In the pilot phase only half a dozen hospitals and medical facilities have come on board, but so far the launch appears to be successful.
“Right now there are six facilities that have contracted,” Freedman says. “The facilities are a combination of hospitals, assisted living facilities, skilled nursing facilities and an ambulatory surgery center.”
The Sarasota, Fla-based startup didn’t commercialize the product— which includes a motion-sensitive microprocessor and Bluetooth enabled tag to indicate when a healthcare worker comes into the room — until April. This followed their two-and-a-half-year beta phase, which included clinical trials of the “pilot hardware units and beta software”. Then they “cobbled together” smart bands and tags and production software and rolled out to hospitals.
Current plans extend not only to outside America, but to outside the healthcare industry. Restaurants are next, Freedman says, provided enough interest is drawn up.
“We are having some high-level conversations [with restaurants],” Freedman says. “It’s a different bit of a business scenario. In a hospital it [wearing an RFID bracelet to monitor hand washing] is a regulatory issue, whereas in restaurants it is a liability issue.”
Even so, the “next 24 months” is “definitely around the healthcare and restaurant space,” Freedman says.
Billions in savings for hospitals
Keith Hoffman, marketing director with Fitchburg, Wisc.’s Terso Solutions, is equally bullish on the technology.
“The [RFID] technology has the ability to remove billions in costs from the medical and healthcare industry,” he says. “On top of tremendous fiscal benefits, RFID continues to be about saving lives.
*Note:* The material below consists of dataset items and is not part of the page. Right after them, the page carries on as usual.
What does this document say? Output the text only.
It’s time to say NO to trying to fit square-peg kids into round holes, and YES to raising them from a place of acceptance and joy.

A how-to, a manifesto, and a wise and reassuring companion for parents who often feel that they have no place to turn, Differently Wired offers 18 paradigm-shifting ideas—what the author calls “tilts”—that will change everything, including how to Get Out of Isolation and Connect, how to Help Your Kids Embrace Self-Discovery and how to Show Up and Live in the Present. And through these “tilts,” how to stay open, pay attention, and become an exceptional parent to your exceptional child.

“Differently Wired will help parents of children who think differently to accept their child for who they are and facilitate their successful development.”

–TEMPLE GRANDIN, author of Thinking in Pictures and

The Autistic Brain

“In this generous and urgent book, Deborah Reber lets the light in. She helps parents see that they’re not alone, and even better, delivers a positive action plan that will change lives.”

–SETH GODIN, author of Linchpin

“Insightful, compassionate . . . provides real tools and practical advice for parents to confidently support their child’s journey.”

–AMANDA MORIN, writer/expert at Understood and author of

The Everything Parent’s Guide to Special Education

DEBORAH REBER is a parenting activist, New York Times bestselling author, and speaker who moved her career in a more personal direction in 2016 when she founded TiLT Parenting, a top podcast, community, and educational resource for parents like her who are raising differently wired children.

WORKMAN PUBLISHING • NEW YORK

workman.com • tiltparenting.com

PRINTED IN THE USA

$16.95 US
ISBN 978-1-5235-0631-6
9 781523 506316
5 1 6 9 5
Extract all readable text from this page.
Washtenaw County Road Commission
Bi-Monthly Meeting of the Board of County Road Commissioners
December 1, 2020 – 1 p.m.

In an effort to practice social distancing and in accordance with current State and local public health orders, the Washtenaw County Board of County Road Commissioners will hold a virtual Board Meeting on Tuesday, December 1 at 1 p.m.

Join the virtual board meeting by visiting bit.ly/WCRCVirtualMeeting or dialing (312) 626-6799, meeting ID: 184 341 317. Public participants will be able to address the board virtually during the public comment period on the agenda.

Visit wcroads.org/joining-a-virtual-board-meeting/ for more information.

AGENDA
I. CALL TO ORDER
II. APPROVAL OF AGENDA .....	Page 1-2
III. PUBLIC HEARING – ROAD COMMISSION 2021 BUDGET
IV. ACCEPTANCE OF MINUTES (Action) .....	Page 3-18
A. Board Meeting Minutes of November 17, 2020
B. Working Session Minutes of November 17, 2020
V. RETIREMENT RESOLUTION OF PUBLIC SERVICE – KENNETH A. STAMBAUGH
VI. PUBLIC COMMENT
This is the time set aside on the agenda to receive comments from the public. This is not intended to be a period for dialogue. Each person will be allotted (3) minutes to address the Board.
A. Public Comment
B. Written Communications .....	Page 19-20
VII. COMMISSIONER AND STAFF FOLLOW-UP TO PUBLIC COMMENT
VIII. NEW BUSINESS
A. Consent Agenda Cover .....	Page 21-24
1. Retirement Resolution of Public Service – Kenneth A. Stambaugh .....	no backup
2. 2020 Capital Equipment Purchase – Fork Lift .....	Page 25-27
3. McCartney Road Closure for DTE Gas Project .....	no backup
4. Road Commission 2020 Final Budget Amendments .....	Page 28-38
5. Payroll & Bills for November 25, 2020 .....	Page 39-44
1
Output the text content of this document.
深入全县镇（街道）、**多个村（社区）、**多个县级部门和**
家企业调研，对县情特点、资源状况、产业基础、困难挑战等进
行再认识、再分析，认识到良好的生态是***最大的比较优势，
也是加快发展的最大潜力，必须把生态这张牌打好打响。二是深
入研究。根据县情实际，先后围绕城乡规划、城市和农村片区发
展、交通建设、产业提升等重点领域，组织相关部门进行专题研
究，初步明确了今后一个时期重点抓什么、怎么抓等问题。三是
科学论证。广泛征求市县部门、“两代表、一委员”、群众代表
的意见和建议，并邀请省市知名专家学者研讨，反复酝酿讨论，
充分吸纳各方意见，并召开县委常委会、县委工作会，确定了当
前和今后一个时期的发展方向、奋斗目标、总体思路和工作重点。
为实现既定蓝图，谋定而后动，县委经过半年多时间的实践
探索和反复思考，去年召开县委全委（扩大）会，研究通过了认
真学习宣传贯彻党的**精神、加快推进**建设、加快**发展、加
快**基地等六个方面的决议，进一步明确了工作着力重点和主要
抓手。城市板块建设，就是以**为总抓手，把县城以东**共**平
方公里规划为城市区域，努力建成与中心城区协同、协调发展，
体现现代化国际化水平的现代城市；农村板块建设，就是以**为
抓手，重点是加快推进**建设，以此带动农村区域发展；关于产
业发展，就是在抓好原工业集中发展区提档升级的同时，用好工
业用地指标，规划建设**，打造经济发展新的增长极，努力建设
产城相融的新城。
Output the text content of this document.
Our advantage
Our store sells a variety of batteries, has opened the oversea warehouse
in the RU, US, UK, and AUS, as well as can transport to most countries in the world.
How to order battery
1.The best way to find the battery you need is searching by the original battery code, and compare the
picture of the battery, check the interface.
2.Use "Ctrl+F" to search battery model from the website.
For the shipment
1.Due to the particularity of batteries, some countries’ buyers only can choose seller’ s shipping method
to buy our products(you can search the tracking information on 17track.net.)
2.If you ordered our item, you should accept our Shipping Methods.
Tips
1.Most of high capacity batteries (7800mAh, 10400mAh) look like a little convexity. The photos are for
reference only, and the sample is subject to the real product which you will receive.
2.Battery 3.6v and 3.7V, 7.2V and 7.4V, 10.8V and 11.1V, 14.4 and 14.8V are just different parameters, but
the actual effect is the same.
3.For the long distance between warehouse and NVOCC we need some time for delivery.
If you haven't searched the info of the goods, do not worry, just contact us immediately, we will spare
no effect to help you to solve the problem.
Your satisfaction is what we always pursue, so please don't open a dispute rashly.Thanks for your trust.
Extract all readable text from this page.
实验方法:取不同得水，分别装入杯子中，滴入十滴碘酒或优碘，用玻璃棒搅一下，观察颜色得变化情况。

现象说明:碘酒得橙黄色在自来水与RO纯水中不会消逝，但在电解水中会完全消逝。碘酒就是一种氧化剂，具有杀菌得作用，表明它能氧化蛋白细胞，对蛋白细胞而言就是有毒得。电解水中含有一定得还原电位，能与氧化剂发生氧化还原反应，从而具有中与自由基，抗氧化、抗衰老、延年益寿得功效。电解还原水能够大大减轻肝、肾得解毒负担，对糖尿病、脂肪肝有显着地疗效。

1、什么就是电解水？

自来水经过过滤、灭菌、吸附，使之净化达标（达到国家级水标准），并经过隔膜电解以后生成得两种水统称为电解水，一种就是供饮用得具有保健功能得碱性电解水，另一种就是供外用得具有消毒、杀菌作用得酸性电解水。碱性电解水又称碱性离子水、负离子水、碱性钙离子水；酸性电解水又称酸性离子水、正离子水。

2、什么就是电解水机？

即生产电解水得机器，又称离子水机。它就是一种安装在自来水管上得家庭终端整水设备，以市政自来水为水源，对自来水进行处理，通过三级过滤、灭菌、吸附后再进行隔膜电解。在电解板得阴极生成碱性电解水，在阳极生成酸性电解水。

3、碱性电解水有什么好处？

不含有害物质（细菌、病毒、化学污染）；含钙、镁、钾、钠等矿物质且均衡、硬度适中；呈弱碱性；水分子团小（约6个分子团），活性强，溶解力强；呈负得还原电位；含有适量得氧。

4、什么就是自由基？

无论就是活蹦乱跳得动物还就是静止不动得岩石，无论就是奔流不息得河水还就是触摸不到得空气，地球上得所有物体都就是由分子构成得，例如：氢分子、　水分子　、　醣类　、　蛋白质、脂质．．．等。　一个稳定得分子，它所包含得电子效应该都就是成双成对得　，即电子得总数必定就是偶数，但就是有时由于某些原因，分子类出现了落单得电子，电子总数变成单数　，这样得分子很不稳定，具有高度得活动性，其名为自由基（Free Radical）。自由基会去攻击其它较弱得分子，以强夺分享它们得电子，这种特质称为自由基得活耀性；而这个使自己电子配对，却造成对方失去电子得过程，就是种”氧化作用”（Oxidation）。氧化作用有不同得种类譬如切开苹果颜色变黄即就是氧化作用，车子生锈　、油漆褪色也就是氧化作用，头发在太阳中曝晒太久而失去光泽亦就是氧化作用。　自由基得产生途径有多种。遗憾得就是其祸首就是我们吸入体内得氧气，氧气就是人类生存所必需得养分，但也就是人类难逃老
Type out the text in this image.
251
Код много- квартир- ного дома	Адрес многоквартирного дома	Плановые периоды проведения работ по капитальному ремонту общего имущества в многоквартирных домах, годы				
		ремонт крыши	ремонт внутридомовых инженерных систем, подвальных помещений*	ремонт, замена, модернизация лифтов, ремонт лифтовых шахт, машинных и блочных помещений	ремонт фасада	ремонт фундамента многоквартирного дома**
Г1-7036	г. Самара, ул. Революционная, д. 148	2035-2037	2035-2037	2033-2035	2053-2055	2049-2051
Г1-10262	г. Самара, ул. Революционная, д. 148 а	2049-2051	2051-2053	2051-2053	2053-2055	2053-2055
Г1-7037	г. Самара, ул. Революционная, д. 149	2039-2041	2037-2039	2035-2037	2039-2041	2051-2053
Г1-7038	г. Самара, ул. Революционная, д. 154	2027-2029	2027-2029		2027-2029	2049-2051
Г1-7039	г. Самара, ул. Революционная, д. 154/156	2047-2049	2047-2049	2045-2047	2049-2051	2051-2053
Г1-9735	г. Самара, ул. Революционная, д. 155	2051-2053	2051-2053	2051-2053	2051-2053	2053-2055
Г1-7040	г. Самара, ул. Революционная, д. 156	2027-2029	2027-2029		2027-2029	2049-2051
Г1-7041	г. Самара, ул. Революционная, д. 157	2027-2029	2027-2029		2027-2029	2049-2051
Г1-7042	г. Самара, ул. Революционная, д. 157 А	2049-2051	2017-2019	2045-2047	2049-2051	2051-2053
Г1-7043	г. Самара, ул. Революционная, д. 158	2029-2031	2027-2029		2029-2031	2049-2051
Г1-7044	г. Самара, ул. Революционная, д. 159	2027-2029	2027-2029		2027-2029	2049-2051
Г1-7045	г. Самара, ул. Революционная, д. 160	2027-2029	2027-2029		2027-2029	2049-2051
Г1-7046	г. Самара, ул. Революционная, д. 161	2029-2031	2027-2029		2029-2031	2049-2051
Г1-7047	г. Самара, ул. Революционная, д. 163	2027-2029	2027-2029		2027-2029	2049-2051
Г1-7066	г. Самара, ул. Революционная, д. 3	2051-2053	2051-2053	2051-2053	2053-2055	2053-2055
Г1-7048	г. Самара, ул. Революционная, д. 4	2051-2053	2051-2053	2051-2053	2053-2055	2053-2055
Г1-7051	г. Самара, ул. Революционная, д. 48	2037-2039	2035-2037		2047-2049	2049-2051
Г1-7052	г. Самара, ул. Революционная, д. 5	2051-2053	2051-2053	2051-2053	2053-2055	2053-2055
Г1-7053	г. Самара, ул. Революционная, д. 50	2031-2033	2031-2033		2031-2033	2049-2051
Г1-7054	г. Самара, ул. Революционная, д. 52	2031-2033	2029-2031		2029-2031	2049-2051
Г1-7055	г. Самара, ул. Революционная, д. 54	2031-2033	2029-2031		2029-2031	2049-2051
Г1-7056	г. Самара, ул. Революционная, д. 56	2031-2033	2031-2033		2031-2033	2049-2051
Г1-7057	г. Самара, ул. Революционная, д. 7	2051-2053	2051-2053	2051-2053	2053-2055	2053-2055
What other technology can say that?”
And even more revolutionary, Hoffman says, is the impact RFID can have on offsetting “soaring” healthcare costs.
“According to the Global Healthcare Exchange (GHX), $5 billion worth of medical devices are wasted each year due to inefficient and disconnected manual processes, and lost or expired product,” he says. “What other industry would put up with losing billions of dollars’ worth of product each year?”
That’s why, obviously, companies such as his and his competitors’ are hoping to stop the bloodletting.
Frequentz’s ePedigree app, for example, is just one of the many solutions poised to offset the multi-billion dollar hit.
By enabling compliance for the pharmaceutical industry, it maintains and shares information about product movement throughout a drug’s lifespan. By enabling retailers, wholesalers and manufacturers to generate an electronic “pedigree” the product can quickly move up the supply chain.
After all, it’s all about money, and speed means cost savings.
As one drug manufacturer said at a conference this reporter attended in Boston in 2008, “The faster we get a drug approved, the faster we make money.”
Less crass, perhaps, is the focus on connecting dollar savings with saving lives.
Hoffman points out that drugs, blood and other temperature and time-sensitive medical items including prosthetic devices are being tagged with RFID chips. This documents that Aunt Sally’s insulin or your grandmother’s hip won’t expire before it’s needed.
Wave of the future? Maybe
As exciting as all of this is, hospitals, nursing facilities and the like will remain difficult sells for the RFID industry, and at no time more than now.
Whether and when the kinks of the Affordable Care Act – a.k.a. “Obamacare” – are worked out, a stream of increasingly hungry tech talent is prepared to leap into the RFID fold. Yet, in a market that has been historically volatile, it is not clear if or when it won’t remain a hard sell.